The large Language Models (LLMS) crystallize today the debate, and are an excellent example of the Dichotomy of the AI. On the one hand, these tools are fascinating and revolutionary. On the other hand, assessing their quality in order to transform them into professional and controlled tools can lead the best experts to despair. LLMS are a double trap. On the one hand, these are stochastic, random tools, trained overall on a data supposed to represent a problem (and after ten years in this area, I can recognize that representing a problem by data can sometimes give nostalgia for the V. briefly, at least). But above all, these models take the outset and out of language, opening the door to an easy anthropomorphism that will spoil any chance of correctly considering and therefore manipulating these tools. Some researchers have even attempted to study “human generalization function” (4), where why someone will decide that this or that problem should be able to be resolved by an LLM.

The challenge today is not to abandon the AI ​​generally, but to get rid of fantasies to find a minimum of common sense. AI is a catalog of tools. Any tool requires correct use and conditions of use. A methodological element which, typically, to hope to transform an AI prototype into a product is to minimize AI by using it only where it is absolutely necessary, in order to minimize the risks and maximize the explanability of the product. Furthermore, testing these tools is certainly less trivial but is not impossible either and here is an absolute necessity. Finally, asking the question of the user and its relation to the product is all the more vital as fantasies are the norm about these models.

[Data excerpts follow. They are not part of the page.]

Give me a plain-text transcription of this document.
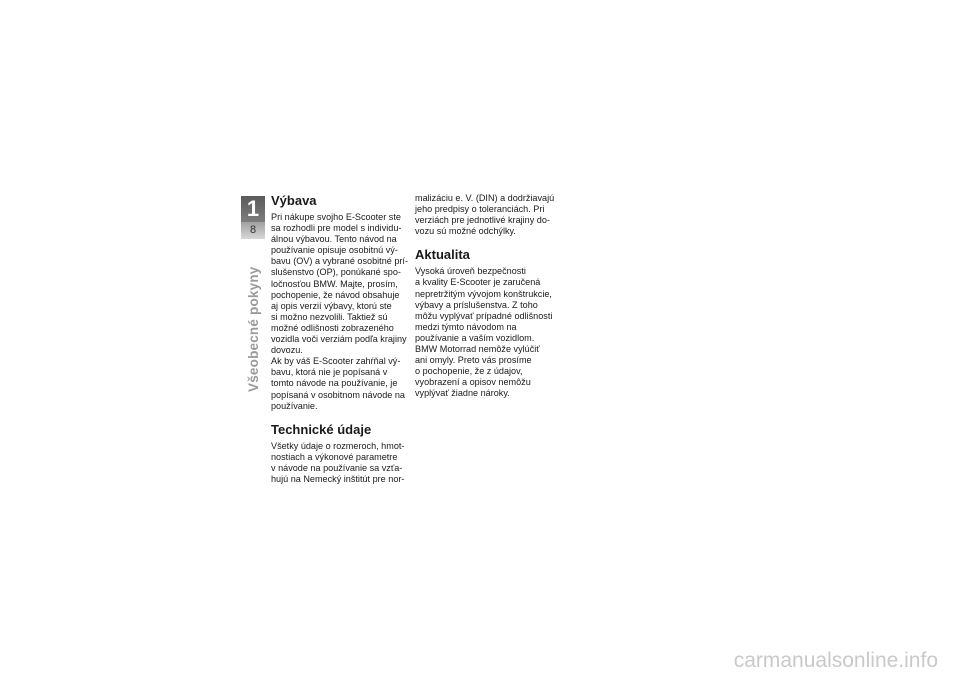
1
8
Všeobecné pokyny
Výbava
Pri nákupe svojho E-Scooter ste
sa rozhodli pre model s individu-
álnou výbavou. Tento návod na
používanie opisuje osobitnú vý-
bavu (OV) a vybrané osobitné prí-
slušenstvo (OP), ponúkané spo-
ločnosťou BMW. Majte, prosím,
pochopenie, že návod obsahuje
aj opis verzií výbavy, ktorú ste
si možno nezvolili. Taktiež sú
možné odlišnosti zobrazeného
vozidla voči verziám podľa krajiny
dovozu.
Ak by váš E-Scooter zahŕňal vý-
bavu, ktorá nie je popísaná v
tomto návode na používanie, je
popísaná v osobitnom návode na
používanie.
Technické údaje
Všetky údaje o rozmeroch, hmot-
nostiach a výkonové parametre
v návode na používanie sa vzťa-
hujú na Nemecký inštitút pre nor-
malizáciu e. V. (DIN) a dodržiavajú
jeho predpisy o toleranciách. Pri
verziách pre jednotlivé krajiny do-
vozu sú možné odchýlky.
Aktualita
Vysoká úroveň bezpečnosti
a kvality E-Scooter je zaručená
nepretržitým vývojom konštrukcie,
výbavy a príslušenstva. Z toho
môžu vyplývať prípadné odlišnosti
medzi týmto návodom na
používanie a vaším vozidlom.
BMW Motorrad nemôže vylúčiť
ani omyly. Preto vás prosíme
o pochopenie, že z údajov,
vyobrazení a opisov nemôžu
vyplývať žiadne nároky.
carmanualsonline.info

The AI ​​will not disappear tomorrow, but the warnings like the MIT report impose on us hindsight and sobriety if we want to succeed.

{References}

(1) Are effective transformers for time series Forecasting?, Zeng et al

(2) Are Emerging Abilities of Large Language Models A Mirage? Schaeffer et al

(3) Large Language Models Cannot Self-Correct Reasoning Yet, Huang et al

(4) Do Large Language Models Perform the Way People Expect? Measuring the Human Generalization Function, Vafa et al

Jake Thompson
Jake Thompson
Growing up in Seattle, I've always been intrigued by the ever-evolving digital landscape and its impacts on our world. With a background in computer science and business from MIT, I've spent the last decade working with tech companies and writing about technological advancements. I'm passionate about uncovering how innovation and digitalization are reshaping industries, and I feel privileged to share these insights through MeshedSociety.com.